We now see what God really looks like, that is, as One who loves us so unconditionally that we can crucify Him and he doesn’t stop loving us for even a second. God spills his own blood to reach through to us rather than wanting us to spill ours to reach through to Him. What’s meant by this?

There’s a centuries old question that asks why Jesus had to die in so horrible a manner. Why all the blood? What kind of cosmic and divine game is being played out here? Is Christ’s blood, the blood of the lamb, somehow paying off God for the sin of Adam and Eve and for our own sins? Why does blood need to be spilled?

This is a complex question and every answer that can be given is only a partial one. We are dealing with a great mystery here. However, even great mysteries can be partially understood. One of the reasons why Jesus dies in this way, one of the reasons for the spilling of blood, is clear, with profound implications. What’s the reason?

It has precisely to do with blood. From the beginning of time until the crucifixion of Jesus, many cultures sacrificed blood to their gods. Why blood? Because blood is identified with the life-principle. Blood carries life, is life, and its loss is death. Thus, for all kinds of reasons, religious and anthropological, in many ancient cultures the idea was present that we owe blood to God, that God needs to be appeased, that offering blood is our way of asking for forgiveness and expressing gratitude, that blood is the language God really understands.

And so, sincere religious people felt that they should be offering blood to God. And they did – and for a long time this included human blood. Humans were killed on altars everywhere. Thankfully most cultures eventually eliminated human sacrifice and used animals instead.

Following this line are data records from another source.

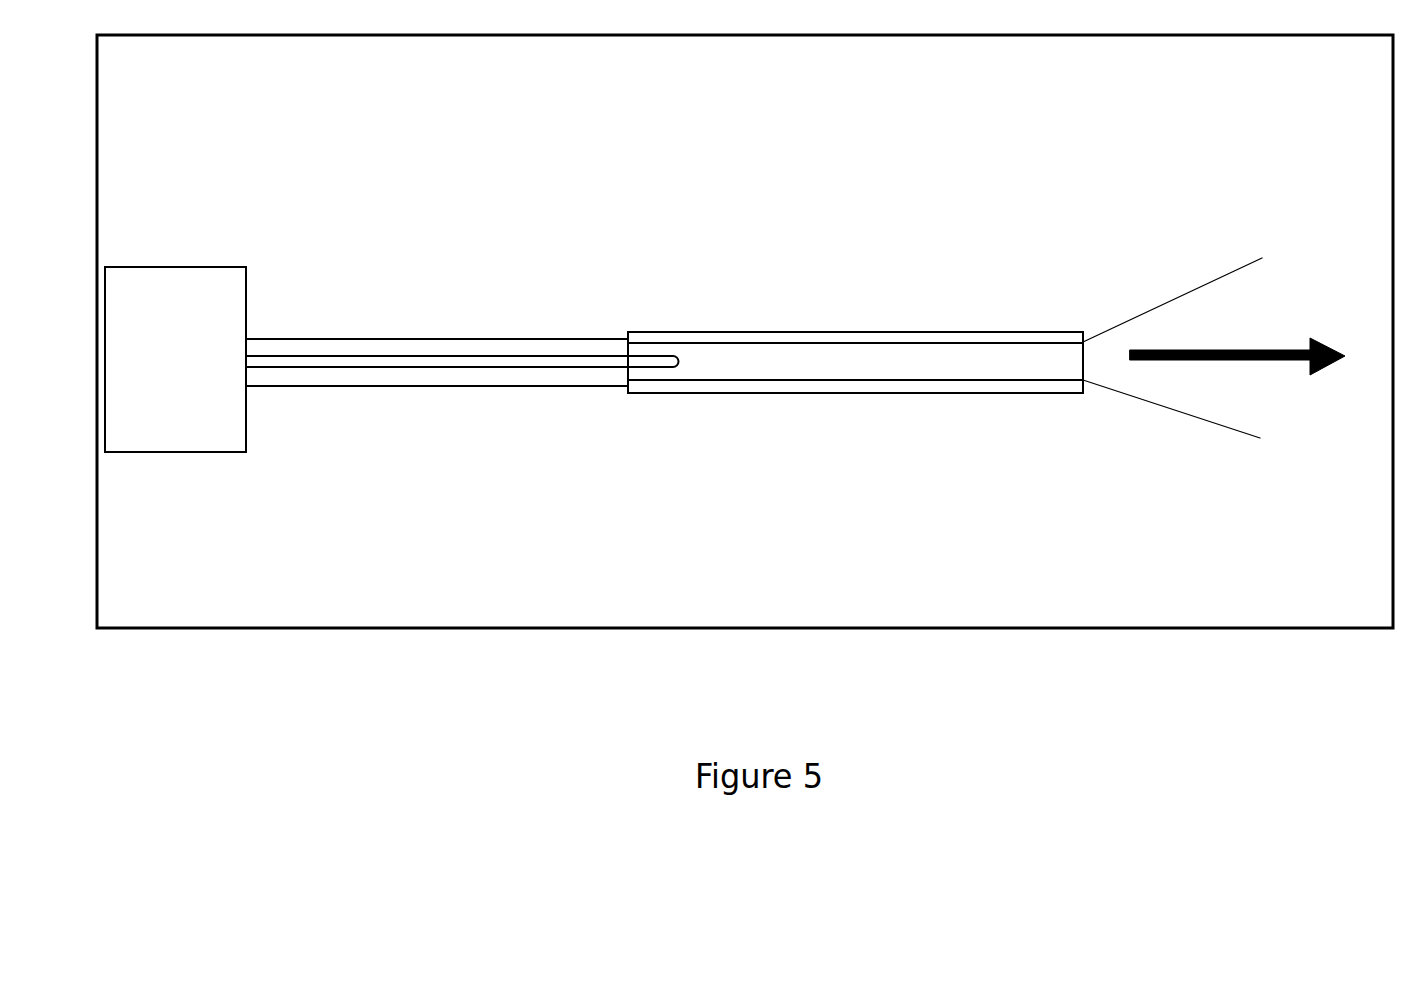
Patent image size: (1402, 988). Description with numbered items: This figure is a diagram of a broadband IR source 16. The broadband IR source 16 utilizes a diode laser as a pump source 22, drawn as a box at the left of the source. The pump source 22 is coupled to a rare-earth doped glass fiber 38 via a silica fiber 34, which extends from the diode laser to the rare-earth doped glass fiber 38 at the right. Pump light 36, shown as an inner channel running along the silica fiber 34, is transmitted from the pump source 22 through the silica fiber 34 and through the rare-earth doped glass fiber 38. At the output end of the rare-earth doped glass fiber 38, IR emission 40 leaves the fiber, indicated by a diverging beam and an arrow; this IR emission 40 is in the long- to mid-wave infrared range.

The broadband IR source 16 is at (418, 630).
The pump source 22 is at (120, 428).
The silica fiber 34 is at (477, 345).
The pump light 36 is at (547, 362).
The rare-earth doped glass fiber 38 is at (733, 332).
The IR emission 40 is at (1233, 320).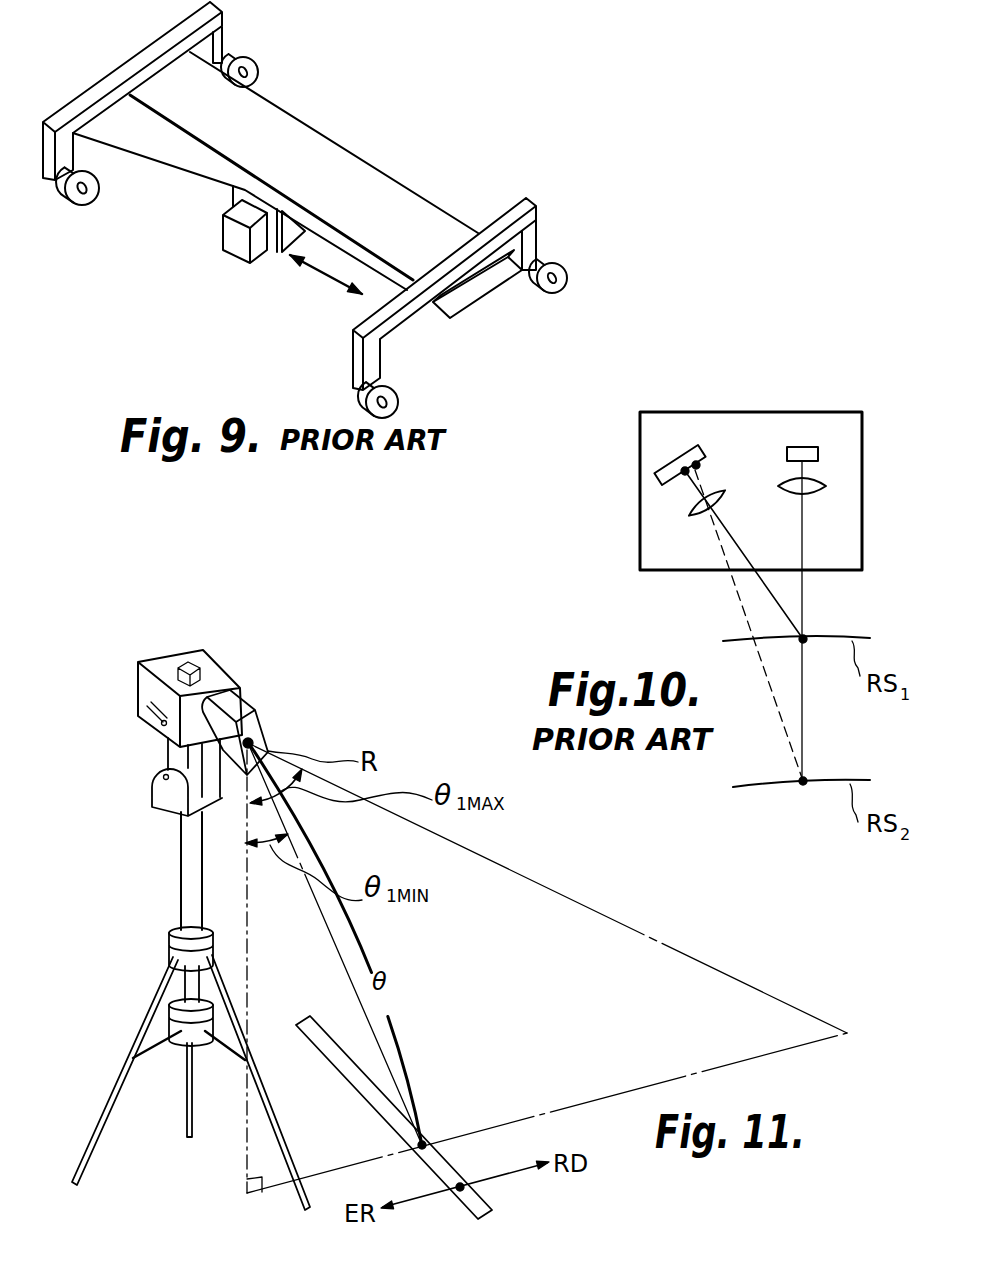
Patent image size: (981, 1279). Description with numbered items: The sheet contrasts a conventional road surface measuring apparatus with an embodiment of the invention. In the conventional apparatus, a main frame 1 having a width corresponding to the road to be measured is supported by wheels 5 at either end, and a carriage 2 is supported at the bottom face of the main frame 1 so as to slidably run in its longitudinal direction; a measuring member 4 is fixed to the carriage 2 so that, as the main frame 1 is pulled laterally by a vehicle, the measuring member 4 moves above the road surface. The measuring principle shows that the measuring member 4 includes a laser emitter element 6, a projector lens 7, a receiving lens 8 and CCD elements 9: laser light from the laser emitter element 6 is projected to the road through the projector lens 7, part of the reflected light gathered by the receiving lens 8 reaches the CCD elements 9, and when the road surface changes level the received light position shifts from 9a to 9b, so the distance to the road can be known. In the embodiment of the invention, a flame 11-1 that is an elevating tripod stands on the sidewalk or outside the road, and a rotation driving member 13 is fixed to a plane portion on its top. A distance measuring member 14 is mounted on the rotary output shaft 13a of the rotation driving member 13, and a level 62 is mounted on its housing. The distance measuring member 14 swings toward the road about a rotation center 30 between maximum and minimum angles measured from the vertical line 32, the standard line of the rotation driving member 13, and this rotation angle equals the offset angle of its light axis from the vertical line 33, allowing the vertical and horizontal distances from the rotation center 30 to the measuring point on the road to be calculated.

In FIG. 9, the main frame 1 is at (386, 190).
In FIG. 9, the carriage 2 is at (278, 252).
In FIG. 9, the measuring member 4 is at (236, 251).
In FIG. 10, the measuring member 4 is at (640, 556).
In FIG. 9, the wheels 5 is at (570, 276).
In FIG. 10, the laser emitter element 6 is at (802, 447).
In FIG. 10, the projector lens 7 is at (826, 486).
In FIG. 10, the receiving lens 8 is at (690, 505).
In FIG. 10, the CCD elements 9 is at (656, 463).
In FIG. 10, the received light position 9a is at (684, 468).
In FIG. 10, the received light position 9b is at (696, 465).
In FIG. 11, the rotation driving member 13 is at (143, 660).
In FIG. 11, the output shaft 13a is at (206, 694).
In FIG. 11, the rotation center 30 is at (262, 740).
In FIG. 11, the distance measuring member 14 is at (266, 742).
In FIG. 11, the level 62 is at (158, 725).
In FIG. 11, the flame 11-1 is at (181, 887).
In FIG. 11, the vertical line 33 is at (246, 1147).
In FIG. 11, the vertical line 32 is at (246, 1175).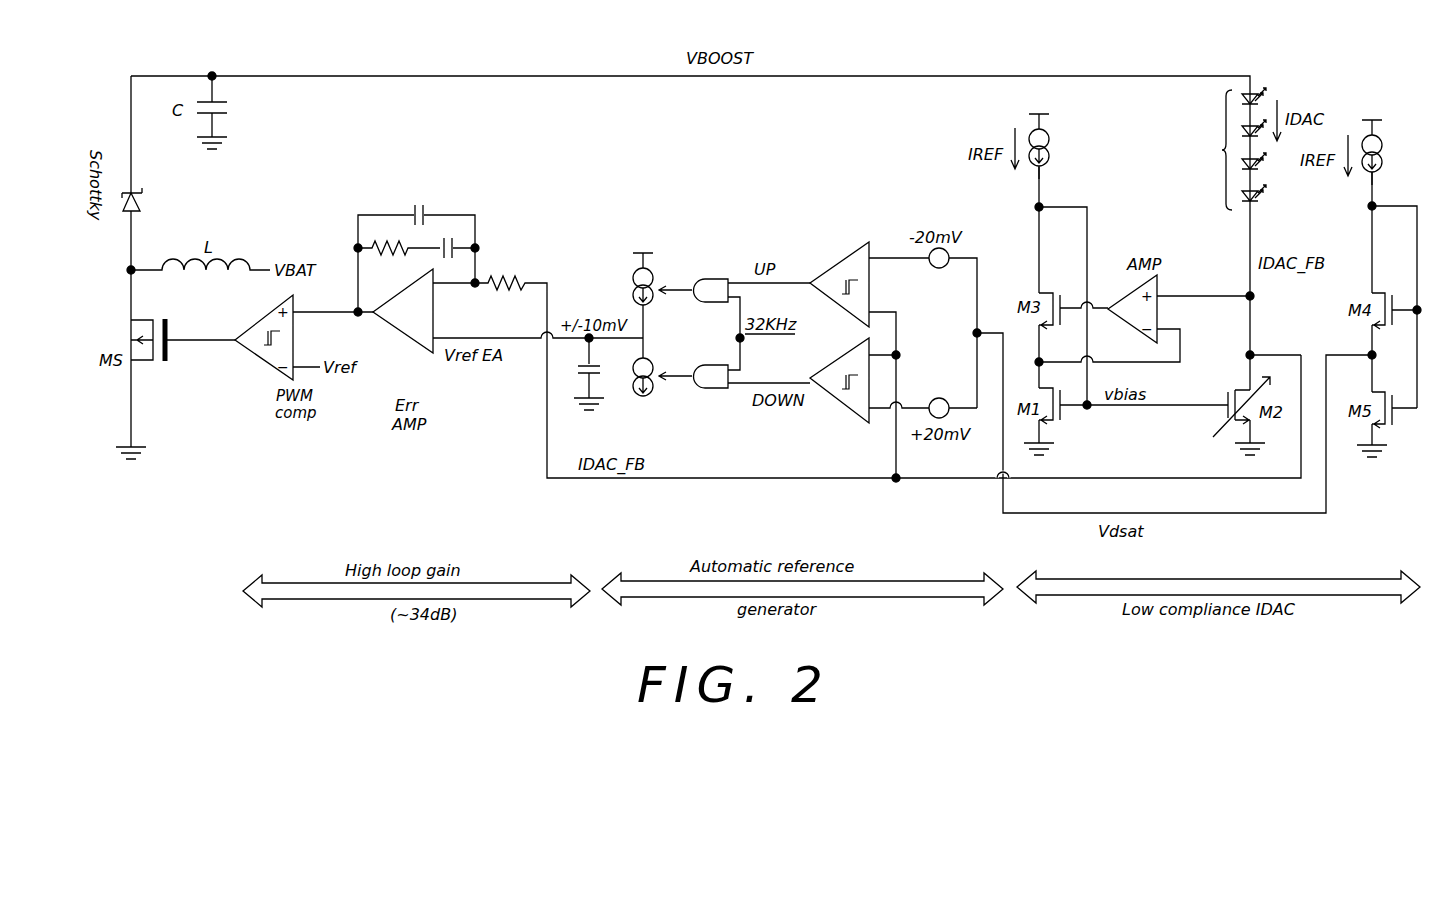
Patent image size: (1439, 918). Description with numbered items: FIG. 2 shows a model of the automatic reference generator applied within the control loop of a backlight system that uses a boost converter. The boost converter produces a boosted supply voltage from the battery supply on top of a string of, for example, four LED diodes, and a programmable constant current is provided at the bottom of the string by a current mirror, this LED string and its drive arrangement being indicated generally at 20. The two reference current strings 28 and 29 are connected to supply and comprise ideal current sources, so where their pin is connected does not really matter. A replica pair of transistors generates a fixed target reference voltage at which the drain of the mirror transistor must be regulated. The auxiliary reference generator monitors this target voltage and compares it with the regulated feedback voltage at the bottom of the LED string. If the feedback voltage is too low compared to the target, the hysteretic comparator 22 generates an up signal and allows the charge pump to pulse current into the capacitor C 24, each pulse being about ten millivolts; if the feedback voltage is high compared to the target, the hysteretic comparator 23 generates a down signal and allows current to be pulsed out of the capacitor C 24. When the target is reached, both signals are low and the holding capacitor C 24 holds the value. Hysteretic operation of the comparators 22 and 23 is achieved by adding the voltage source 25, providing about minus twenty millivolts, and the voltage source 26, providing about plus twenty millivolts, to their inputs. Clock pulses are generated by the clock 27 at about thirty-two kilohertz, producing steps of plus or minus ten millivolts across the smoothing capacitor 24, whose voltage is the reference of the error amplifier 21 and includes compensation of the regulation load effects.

By the time of Jesus, the temple in Jerusalem had become a virtual butchery with priests killing animals nearly non-stop. Some scholars suggest that when Jesus upset the tables of the money changers, about 90% of commerce in Jerusalem was in one way or the other connected with animal sacrifice. Small wonder Jesus’ action was perceived as a threat!

So why the blood at Jesus’ death?

As Richard Rohr aptly puts it, for centuries we had been spilling blood to try to get to God and, in the crucifixion, things reversed: God spilled his own blood to try to get to us. And this reversal strips away the old veil of fear, the false belief that God wants blood, the false belief that God is not unconditional love, and that we need to live in fear of God.

God doesn’t need blood as an appeasement. God never stops loving us for even a second. When the temple veil was ripped open, this incredible truth was revealed.